Sometimes, those days come when we page back through old writing, scroll up in a long WiP to where it all began, where perhaps no one has looked for years. What do we find? How do we relate to what we wrote in our pasts? How do we understand where we have come from, and where we are going?
Recently I dug out one of my first short stories. So far back, I wrote it over half of my life ago. It was a simple story of a girl whose friend developed an eating disorder (something I think we were studying in health class). The narrator watched unknowingly while her friend’s habits changed, while her health worsened, until all was too late.

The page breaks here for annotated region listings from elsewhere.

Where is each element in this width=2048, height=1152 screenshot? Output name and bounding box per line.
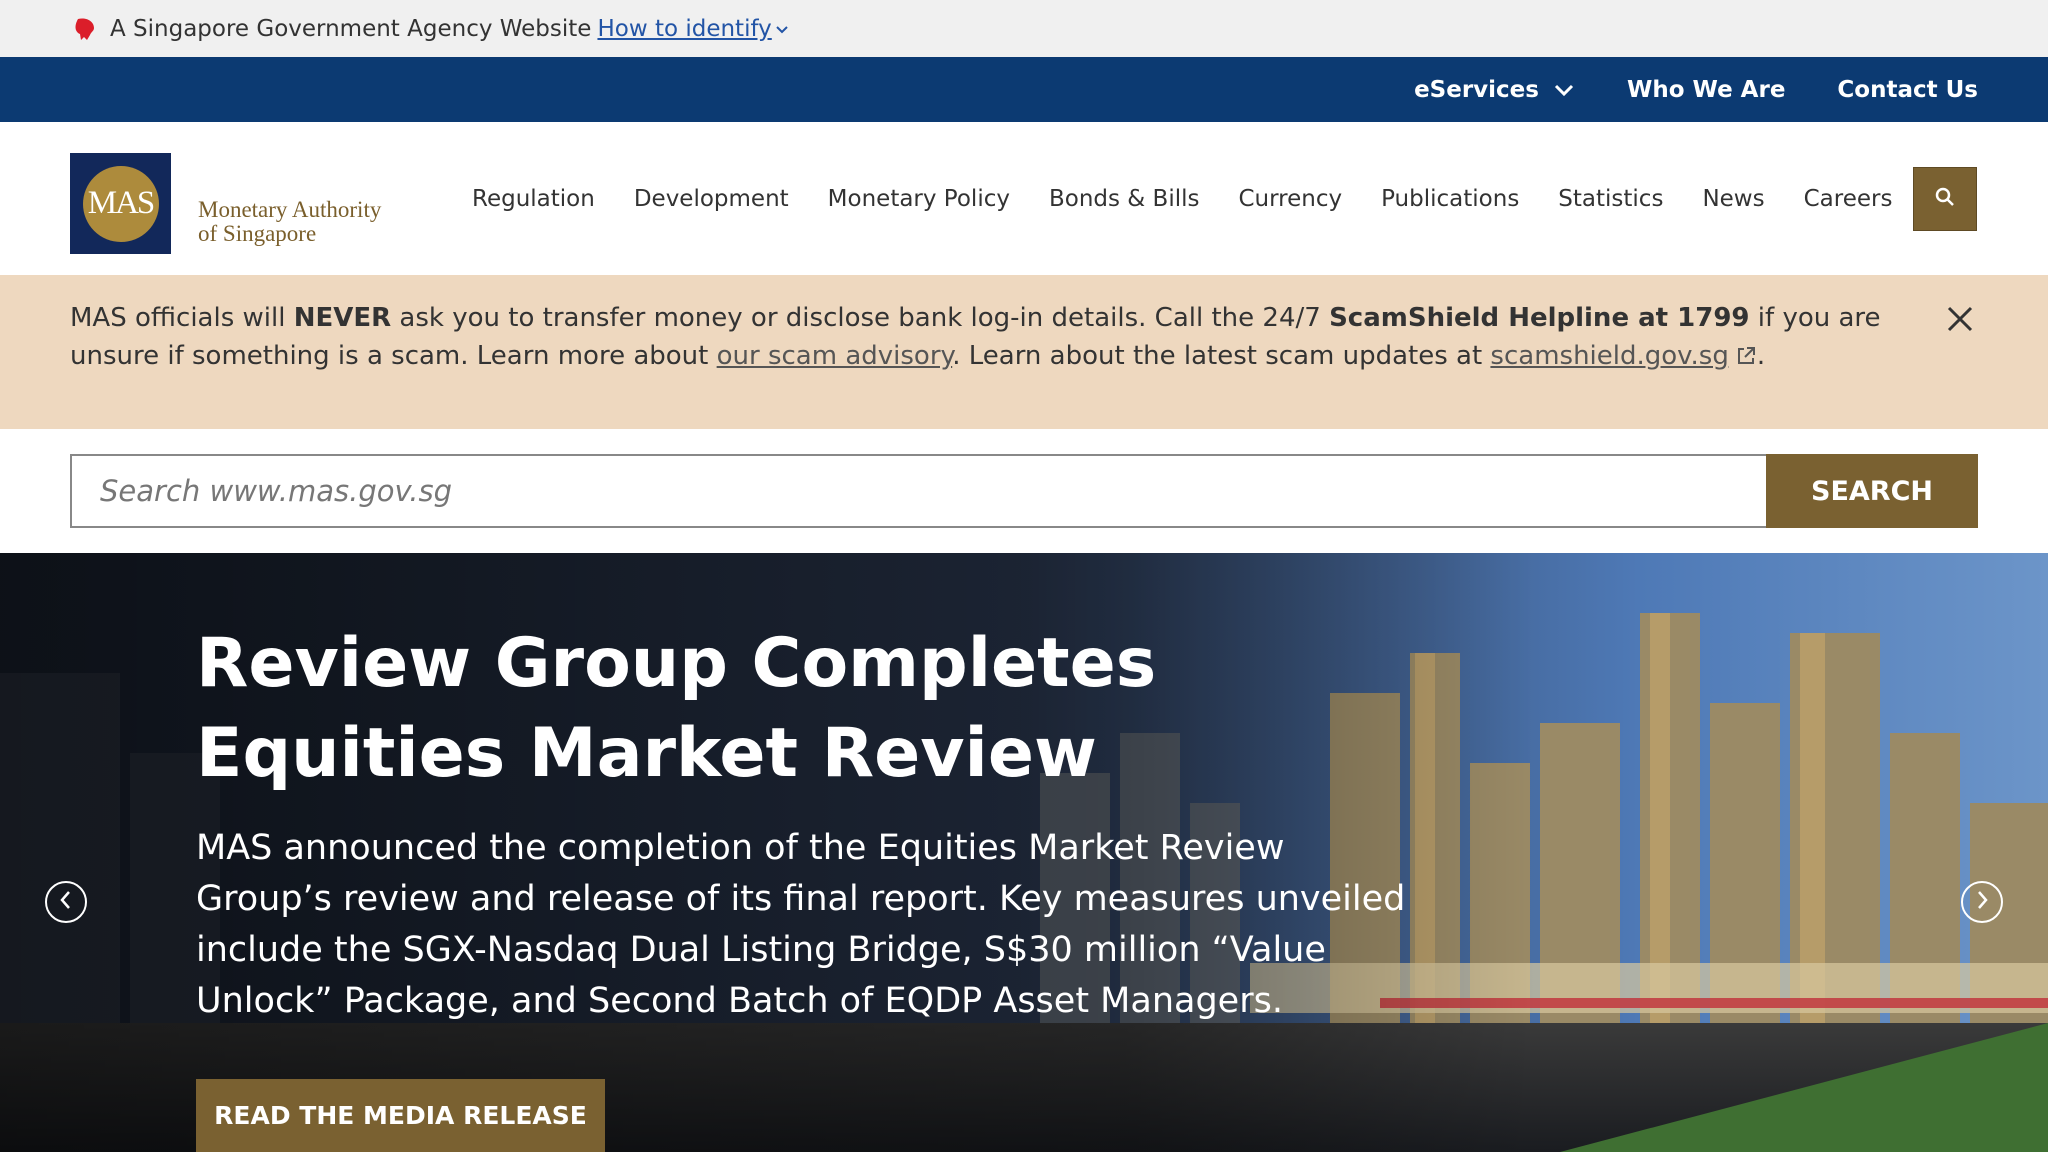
eservices-menu[interactable]: eServices [1414, 77, 1575, 103]
alert-helpline: ScamShield Helpline at 1799 [1329, 303, 1750, 333]
chevron-down-icon [1553, 83, 1575, 97]
nav-news[interactable]: News [1702, 186, 1764, 212]
masthead-text: A Singapore Government Agency Website [110, 15, 592, 42]
alert-never: NEVER [293, 303, 392, 333]
hero-description: MAS announced the completion of the Equi… [196, 828, 1406, 1021]
read-media-release-button[interactable]: READ THE MEDIA RELEASE [196, 1079, 605, 1152]
chevron-down-icon [775, 24, 789, 34]
scam-alert-banner: MAS officials will NEVER ask you to tran… [0, 275, 2048, 429]
site-search: SEARCH [70, 454, 1978, 528]
how-to-identify-label: How to identify [597, 15, 772, 42]
logo-name-line2: of Singapore [198, 221, 317, 246]
utility-nav: eServices Who We Are Contact Us [0, 57, 2048, 122]
alert-text-1: MAS officials will [70, 303, 294, 333]
hero-carousel: Review Group Completes Equities Market R… [0, 553, 2048, 1152]
nav-bonds-bills[interactable]: Bonds & Bills [1049, 186, 1200, 212]
nav-statistics[interactable]: Statistics [1558, 186, 1663, 212]
carousel-prev-button[interactable] [45, 881, 87, 923]
search-submit-button[interactable]: SEARCH [1766, 454, 1978, 528]
close-icon [1945, 304, 1975, 339]
main-nav: Regulation Development Monetary Policy B… [472, 122, 1931, 275]
nav-currency[interactable]: Currency [1238, 186, 1342, 212]
nav-publications[interactable]: Publications [1381, 186, 1519, 212]
main-header: MAS Monetary Authority of Singapore Regu… [0, 122, 2048, 275]
scamshield-link[interactable]: scamshield.gov.sg [1490, 341, 1728, 371]
eservices-label: eServices [1414, 76, 1539, 103]
search-icon [1934, 186, 1956, 213]
alert-text-4: . Learn about the latest scam updates at [952, 341, 1491, 371]
nav-careers[interactable]: Careers [1804, 186, 1893, 212]
logo-emblem: MAS [70, 153, 171, 254]
contact-us-link[interactable]: Contact Us [1837, 77, 1978, 103]
logo-wordmark: Monetary Authority of Singapore [198, 198, 381, 246]
logo-circle: MAS [82, 165, 159, 242]
government-masthead: A Singapore Government Agency Website Ho… [0, 0, 2048, 57]
mas-logo[interactable]: MAS Monetary Authority of Singapore [70, 153, 381, 254]
hero-title: Review Group Completes Equities Market R… [196, 624, 1157, 793]
close-alert-button[interactable] [1940, 301, 1980, 341]
alert-text-2: ask you to transfer money or disclose ba… [391, 303, 1330, 333]
header-search-button[interactable] [1913, 167, 1977, 231]
chevron-right-icon [1973, 889, 1991, 916]
who-we-are-link[interactable]: Who We Are [1627, 77, 1785, 103]
nav-regulation[interactable]: Regulation [472, 186, 595, 212]
scam-advisory-link[interactable]: our scam advisory [717, 341, 953, 371]
carousel-next-button[interactable] [1961, 881, 2003, 923]
nav-monetary-policy[interactable]: Monetary Policy [828, 186, 1010, 212]
nav-development[interactable]: Development [634, 186, 789, 212]
alert-text-5: . [1756, 341, 1766, 371]
how-to-identify-link[interactable]: How to identify [597, 16, 788, 42]
search-input[interactable] [70, 454, 1766, 528]
chevron-left-icon [57, 889, 75, 916]
logo-name-line1: Monetary Authority [198, 197, 382, 222]
scam-alert-text: MAS officials will NEVER ask you to tran… [70, 299, 1930, 375]
lion-head-icon [72, 16, 98, 42]
external-link-icon [1735, 345, 1757, 367]
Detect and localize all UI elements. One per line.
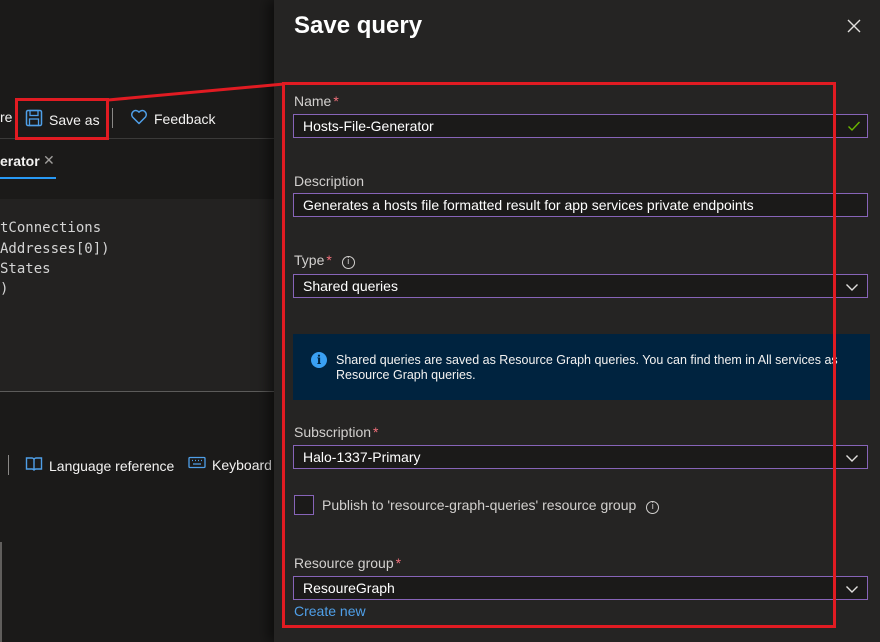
type-dropdown-value: Shared queries [303,278,398,294]
shared-queries-info-box: i Shared queries are saved as Resource G… [293,334,870,400]
required-marker: * [333,93,339,109]
subscription-label: Subscription * [294,424,379,440]
description-input-value: Generates a hosts file formatted result … [303,197,754,213]
info-message: Shared queries are saved as Resource Gra… [336,353,838,382]
subscription-label-text: Subscription [294,424,372,440]
code-line: States [0,261,51,277]
publish-checkbox-label[interactable]: Publish to 'resource-graph-queries' reso… [322,497,660,514]
toolbar-separator [112,108,113,128]
subscription-dropdown[interactable]: Halo-1337-Primary [293,445,868,469]
publish-label-text: Publish to 'resource-graph-queries' reso… [322,497,637,513]
results-grid-edge [0,542,2,642]
toolbar-separator [8,455,9,475]
chevron-down-icon [845,580,859,599]
subscription-dropdown-value: Halo-1337-Primary [303,449,421,465]
chevron-down-icon [845,449,859,468]
info-icon[interactable]: i [646,501,660,514]
type-label: Type * i [294,252,355,269]
resource-group-dropdown-value: ResoureGraph [303,580,395,596]
panel-title: Save query [294,12,423,39]
editor-toolbar: re Save as Feedback [0,100,274,139]
close-tab-icon[interactable]: ✕ [43,152,55,169]
toolbar-item-truncated[interactable]: re [0,109,12,125]
keyboard-shortcuts-button[interactable]: Keyboard [188,456,272,473]
heart-icon [130,109,148,128]
info-icon: i [311,352,327,368]
book-icon [25,456,43,475]
language-reference-label: Language reference [49,457,175,474]
resource-group-label-text: Resource group [294,555,394,571]
keyboard-icon [188,456,206,473]
code-editor[interactable]: tConnections Addresses[0]) States ) [0,199,274,391]
save-as-label: Save as [49,111,100,128]
save-query-panel: Save query Name * Hosts-File-Generator De… [274,0,880,642]
active-tab-indicator [0,177,56,179]
create-new-link[interactable]: Create new [294,603,366,619]
resource-group-label: Resource group * [294,555,401,571]
description-label: Description [294,173,365,189]
name-label: Name * [294,93,339,109]
required-marker: * [326,252,332,268]
query-editor-background: re Save as Feedback erator ✕ tConnection… [0,0,274,642]
name-label-text: Name [294,93,332,109]
type-label-text: Type [294,252,325,268]
type-dropdown[interactable]: Shared queries [293,274,868,298]
save-as-button[interactable]: Save as [25,109,100,130]
close-icon [847,13,861,39]
language-reference-button[interactable]: Language reference [25,456,174,475]
feedback-label: Feedback [154,110,216,127]
editor-results-divider[interactable] [0,391,274,392]
code-line: Addresses[0]) [0,241,110,257]
publish-checkbox[interactable] [294,495,314,515]
name-input-value: Hosts-File-Generator [303,118,434,134]
checkmark-icon [847,117,861,137]
chevron-down-icon [845,278,859,297]
feedback-button[interactable]: Feedback [130,109,215,128]
query-tab[interactable]: erator [0,153,40,169]
resource-group-dropdown[interactable]: ResoureGraph [293,576,868,600]
required-marker: * [373,424,379,440]
code-line: ) [0,281,9,297]
code-line: tConnections [0,220,102,236]
close-panel-button[interactable] [842,14,866,38]
required-marker: * [395,555,402,571]
info-icon[interactable]: i [341,256,355,269]
results-toolbar: Language reference Keyboard [0,453,274,481]
name-input[interactable]: Hosts-File-Generator [293,114,868,138]
save-icon [25,109,43,130]
description-input[interactable]: Generates a hosts file formatted result … [293,193,868,217]
keyboard-label: Keyboard [212,456,272,473]
query-tab-strip: erator ✕ [0,140,274,180]
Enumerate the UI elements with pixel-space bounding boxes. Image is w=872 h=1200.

I look back at this childhood story with truly mixed reactions. Its tone is juvenile. I used the wrong “your.” I smile at its narrator’s naïveté, which was truly my own. Yet there are moments I pause. I remember so vividly the night I wrote this story. Twelve years old, I’d been tasked to write a short story for English class. All evening I had searched for an idea, until at last, lying in bed, inspiration came. My brain whirred. I stole out of bed, booted up my parents’ enormous desktop computer, and typed out a draft until two in the morning. How captivated I was. How much I wanted to tell that story.
I can see young Jimmy there: yes, young Jimmy the writer, but also Jimmy the friend, Jimmy the carer. There I am. That’s beautiful.
Sometimes, what I find is less flattering. For years before I knew to call my struggle with anxiety and depression what it really was, I wrote reams of journals running through my thoughts, repeating, dissecting, ruminating, entrenching thought patterns that ultimately hurt me. I don’t often revisit those pages now, because, as I’ve learned in the years since writing them, they are thoughts better released than plumbed. When I do go back, I see a lot of pain in those words. I pity the person I find there, wishing I could tell him that the writing, this time, isn’t helping.
The other reaction that sometimes comes for me is embarrassment. Did I write that? What was I thinking? Why was this important to me? Let’s hide that away. Let’s forget it.
If we can, I think it’s important to relate to our past selves with compassion rather than embarrassment. Writing is a unique sort of record of a person, whether journal, story, or poetry. Therein may hide our most personal thoughts. Also important to remember, therein lie the seeds of who we are today, beautiful and ugly.
Someday, the things we write today, we will read again. Will we be moved? Embarrassed? Kind? Callous? The stories we write are the products of our minds, and minds are forever evolving. Let what we wrote then be the words of an old friend.
What do you feel when you read your old words? What excites or confuses you? What emotions rise up? Do you resurrect old stories, or do you let them lie?